Auch damit, diese Erkennungssoftware zu veröffentlichen, hatten die Forscher Bauchschmerzen. Sie wollen Forschungen an Systemen, die Fake-Texte erkennen, unterstützen, fürchten aber auch, dass die Software eingesetzt werden könnte, um synthetisch erzeugte Texte so zu produzieren, dass sie von der Fake-Erkennung nicht bemerkt werden.

Erschreckend gut

Unter dem Titel "Talk to Transformer " hat der Entwickler Adam King das System jetzt so ins Netz gestellt, dass es von jedermann ausprobiert werden kann. Genau das haben wir getan und das System mit Texten aus der Bibel und anderen Quellen gefüttert.

Derzeit geht das nur auf Englisch, deshalb haben wir die Texte für diesen Artikel übersetzt:

  • Den Beginn der Genesis vervollständigte es nach "Der erste Tag war vergangen" mit Sätzen wie "Und Gott sagte, 'Lass Licht im Land des Ostens sein und lasse es ein Zeichen sein für Jahreszeiten und für Tage und Jahre'".

  • Eine Pressemitteilung zu einem neuen Smartphone ergänzte die Software mit einer Abhandlung über die Vorteile eines Dual-LED-Blitzes und den Möglichkeiten, dank eines schnellen Autofokus besonders gute Selfies und Gruppen-Selfies aufzunehmen.

  • Tolkiens Ring-Gedicht wird von der Maschine nach dem Satz "Im Lande Mordor, wo die Schatten drohn" mit dem Satz fortgeführt, "Der eine Ring, der mir so lieb ist. Der Ring der macht, der es für mich tat."

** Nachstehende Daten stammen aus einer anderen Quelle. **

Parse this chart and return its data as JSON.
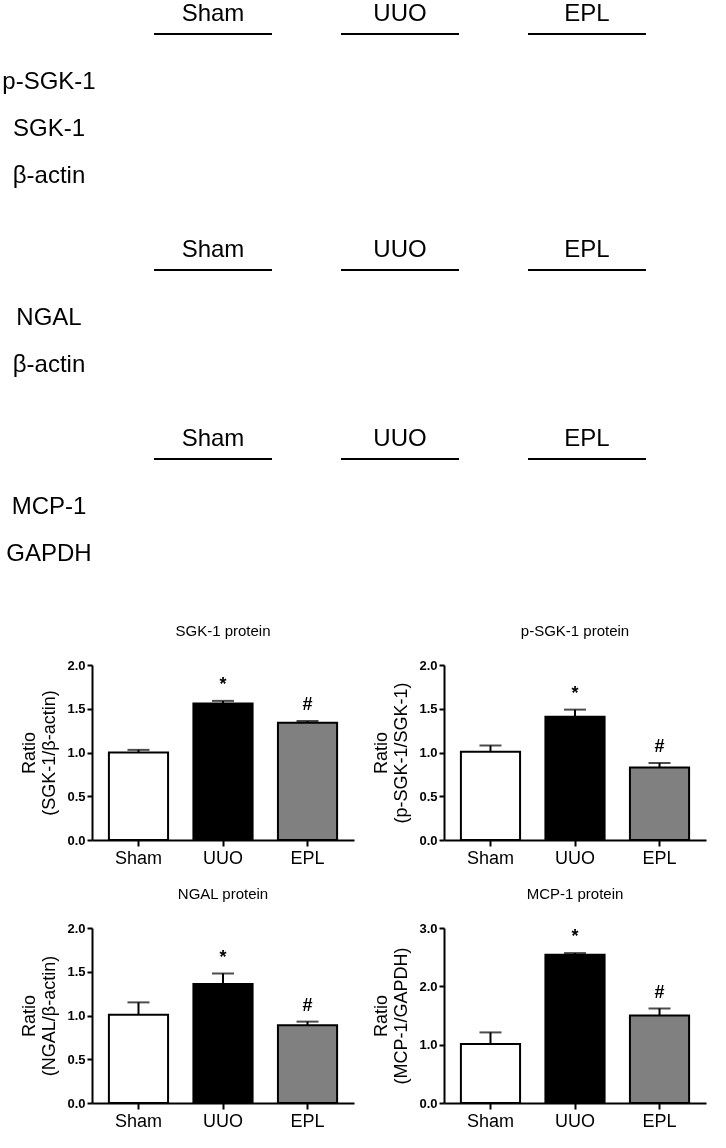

Natürlich sind das nur Stichproben und nicht alle Texte, die das System ausspuckte, waren fehlerfrei. Aber am Ende steht doch die Erkenntnis, dass man in Zukunft nicht mehr nur die Echtheit von Bilder und Videos, sondern auch die von Texten stärker wird kritisch hinterfragen müssen. Mit einem System auf Basis dieser KI ließe sich das Web vollautomatisiert mit echt wirkenden Fake-Texten fiktiver Autoren fluten.